In the meantime, yields of the US 10-year reference post small gains around the 1.58% zone, creeping higher following recent lows near 1.53%.

Renewed concerns over the pick-up in coronavirus cases in India appear to have lent some oxygen to the dollar via the resurgence of the risk aversion among market participants.

In the US data space, house prices tracked by the S&P/Case-Shiller Index rose 11.9% on a year to February, while prices tracked by the FHFA’s House Price Index gained 12.2% YoY in the same period.

In addition, the Consumer Confidence gauged by the Conference Board improved above estimates to 121.0 for the current month (from 109.0).

The April pullback in the dollar remains well and sound, always on the back of the broad-based retracement in US yields and the loss of enthusiasm on the US reflation/vaccine trade.
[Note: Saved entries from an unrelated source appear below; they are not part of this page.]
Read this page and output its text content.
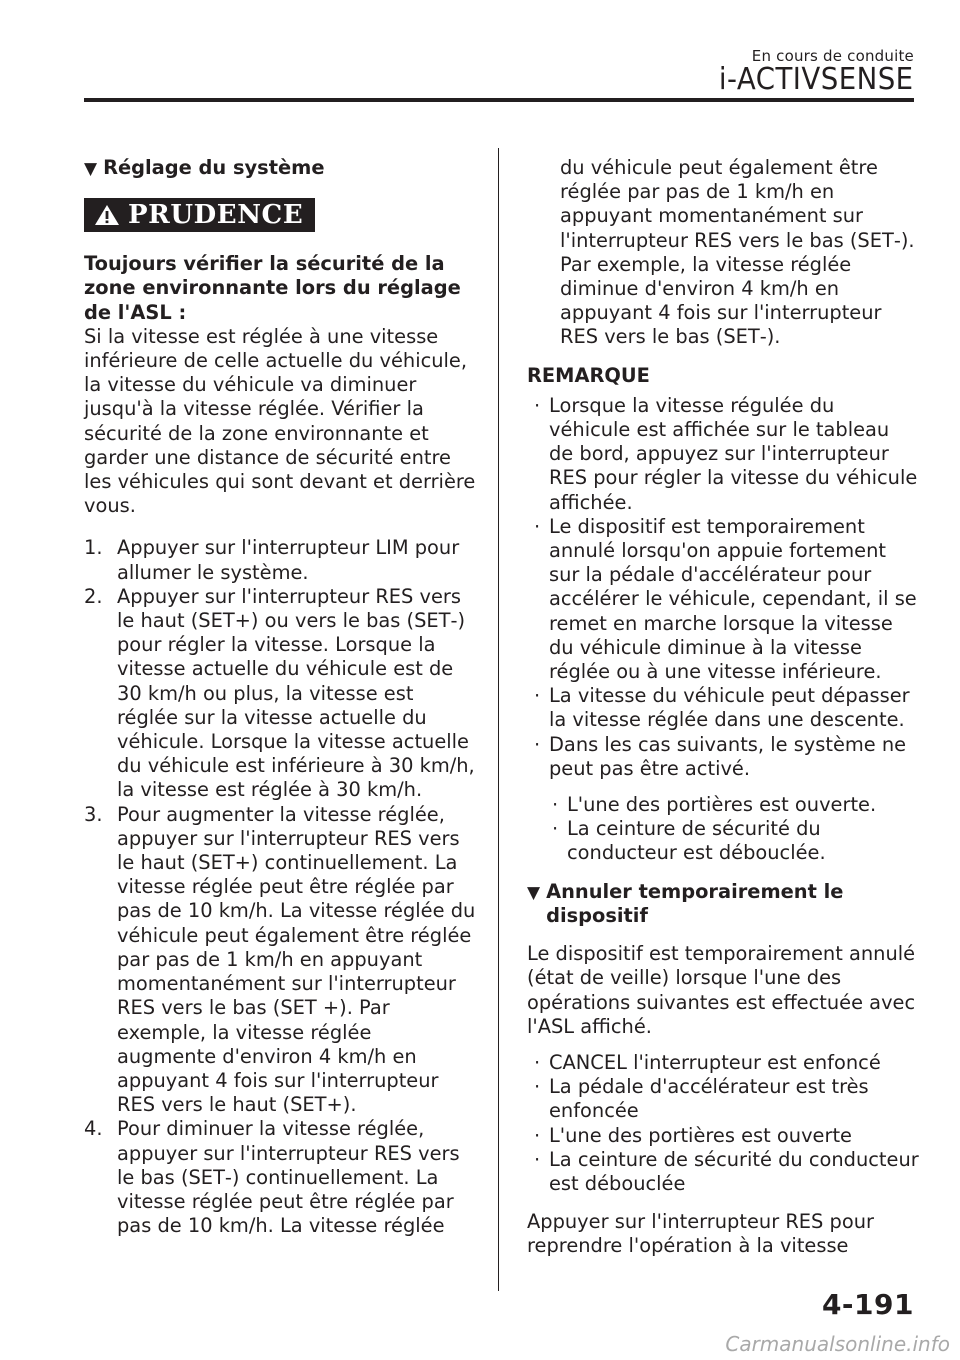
En cours de conduite
i-ACTIVSENSE
▼ Réglage du système
PRUDENCE

Toujours vérifier la sécurité de la zone environnante lors du réglage de l'ASL :

Si la vitesse est réglée à une vitesse inférieure de celle actuelle du véhicule, la vitesse du véhicule va diminuer jusqu'à la vitesse réglée. Vérifier la sécurité de la zone environnante et garder une distance de sécurité entre les véhicules qui sont devant et derrière vous.

1. Appuyer sur l'interrupteur LIM pour allumer le système.
2. Appuyer sur l'interrupteur RES vers le haut (SET+) ou vers le bas (SET‑) pour régler la vitesse. Lorsque la vitesse actuelle du véhicule est de 30 km/h ou plus, la vitesse est réglée sur la vitesse actuelle du véhicule. Lorsque la vitesse actuelle du véhicule est inférieure à 30 km/h, la vitesse est réglée à 30 km/h.
3. Pour augmenter la vitesse réglée, appuyer sur l'interrupteur RES vers le haut (SET+) continuellement. La vitesse réglée peut être réglée par pas de 10 km/h. La vitesse réglée du véhicule peut également être réglée par pas de 1 km/h en appuyant momentanément sur l'interrupteur RES vers le bas (SET +). Par exemple, la vitesse réglée augmente d'environ 4 km/h en appuyant 4 fois sur l'interrupteur RES vers le haut (SET+).
4. Pour diminuer la vitesse réglée, appuyer sur l'interrupteur RES vers le bas (SET‑) continuellement. La vitesse réglée peut être réglée par pas de 10 km/h. La vitesse réglée

du véhicule peut également être réglée par pas de 1 km/h en appuyant momentanément sur l'interrupteur RES vers le bas (SET‑). Par exemple, la vitesse réglée diminue d'environ 4 km/h en appuyant 4 fois sur l'interrupteur RES vers le bas (SET‑).

REMARQUE

· Lorsque la vitesse régulée du véhicule est affichée sur le tableau de bord, appuyez sur l'interrupteur RES pour régler la vitesse du véhicule affichée.
· Le dispositif est temporairement annulé lorsqu'on appuie fortement sur la pédale d'accélérateur pour accélérer le véhicule, cependant, il se remet en marche lorsque la vitesse du véhicule diminue à la vitesse réglée ou à une vitesse inférieure.
· La vitesse du véhicule peut dépasser la vitesse réglée dans une descente.
· Dans les cas suivants, le système ne peut pas être activé.
· L'une des portières est ouverte.
· La ceinture de sécurité du conducteur est débouclée.
▼ Annuler temporairement le dispositif

Le dispositif est temporairement annulé (état de veille) lorsque l'une des opérations suivantes est effectuée avec l'ASL affiché.

· CANCEL l'interrupteur est enfoncé
· La pédale d'accélérateur est très enfoncée
· L'une des portières est ouverte
· La ceinture de sécurité du conducteur est débouclée

Appuyer sur l'interrupteur RES pour reprendre l'opération à la vitesse

4-191
Carmanualsonline.info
Also weighing on the buck emerges the mega-accommodative stance from the Fed (until “substantial further progress” in inflation and employment is made), and rising optimism on a strong global economic recovery, all morphing into a solid source of support for the risk complex and a most likely driver of probable weakness in the dollar in the next months.

Key events in the US this week: CB Consumer Confidence (Tuesday) – FOMC meeting (Wednesday) – Flash Q1 GDP, Initial Claims (Thursday) – Core PCE, Personal Income/Spending, final April U-Mich Index.

Eminent issues on the back boiler: Biden’s new infrastructure bill worth around $3 trillion. US-China trade conflict under the Biden’s administration. Tapering speculation vs. economic recovery. US real interest rates vs. Europe. Could US fiscal stimulus lead to overheating?

Now, the index is gaining 0.07% at 90.90 and a break above 91.67 (50-day SMA) would open the door to 92.04 (200-day SMA) and finally 93.43 (2021 high Mar.31). On the flip side, the next support emerges at 90.68 (monthly low Apr.26) ahead of 89.68 (monthly low Feb.25) and then 89.20 (2021 low Jan.6).